Yazar hanımın değindiği bir başka konuda siyasi iradenin bir zamanlar “önce Sultanahmet’i doldurun” demesi kısa süre sonra da Ayasofya’nın aslına döndürülmesi. Burada eleştirilmesi gereken bir duruş varsa o da ilk açıklamadır. O sözler de söylendiği anda hassasiyet sahibi insanlar tarafından gerekli eleştirilere muhatap olmuştu.
Şule Hanım’ın şu değerlendirmesine de itirazımız var.

“(…) İtalya Padova’da bulunan Scrovegni Şapeli 718 yaşında, Ayasofya ile arasında handiyse 1000 yıl kadar var.
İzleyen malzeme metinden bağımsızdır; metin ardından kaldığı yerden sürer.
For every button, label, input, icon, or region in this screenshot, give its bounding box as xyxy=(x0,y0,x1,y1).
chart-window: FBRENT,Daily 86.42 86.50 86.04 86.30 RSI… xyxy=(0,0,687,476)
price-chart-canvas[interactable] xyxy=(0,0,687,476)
O da UNESCO dünya mirası listesinde olan bir eser. Eserin içine girebilmek kolay değil. Zarar verilebilir endişesiyle beden ısısının regüle edilmesinden, nefesten oluşacak neme karşı önlem alınmasına, flaş kullanımına kadar tüm riskler eleniyor. Ücret mukabilinde belirli bir süre gezebileceğin şapele girmeden önce özel bir odada vücut ısısı aklimatize ediliyor. Vücut ısısı yapının iç ısısıyla aynı hale geldiğinde içeri alınabiliyorsunuz. (…)”

Bu sözlerin yerli yerine oturması mümkün değil zira Ayasofya müze olarak kullanılırken yani günlük insan seline maruz kalırken camiye çevrilmiştir.

Yazar hanımın muhatabı Fatih Sultan Mehmet Han’dır. Ayasofya üzerinde irade kullanma hakkı Fatih Sultan’ındır. O da burasını bizlere cami olarak miras bırakmış ve Ayasofya’nın aslı da camidir. Fatih Sultan Mehmet Han (hâşâ) mezarından kalkıp yeni bir irade ortaya koymadığı sürece tartışmalar beyhudedir.

Azınlıklara ait ve kısa süre önce iadesi yapılan mülklerin uzunca bir listesi var. Dileyen kolayca bu listeyi edinebilir. Yerimiz dar olduğu için burada yayınlamayacağız. Yani tıpkı Ayasofya gibi aslına dönen taşınmazlar. Bunların iadesine karşı çıkmadıysanız Ayasofya’nın aslına dönmesine de karşı çıkamazsınız.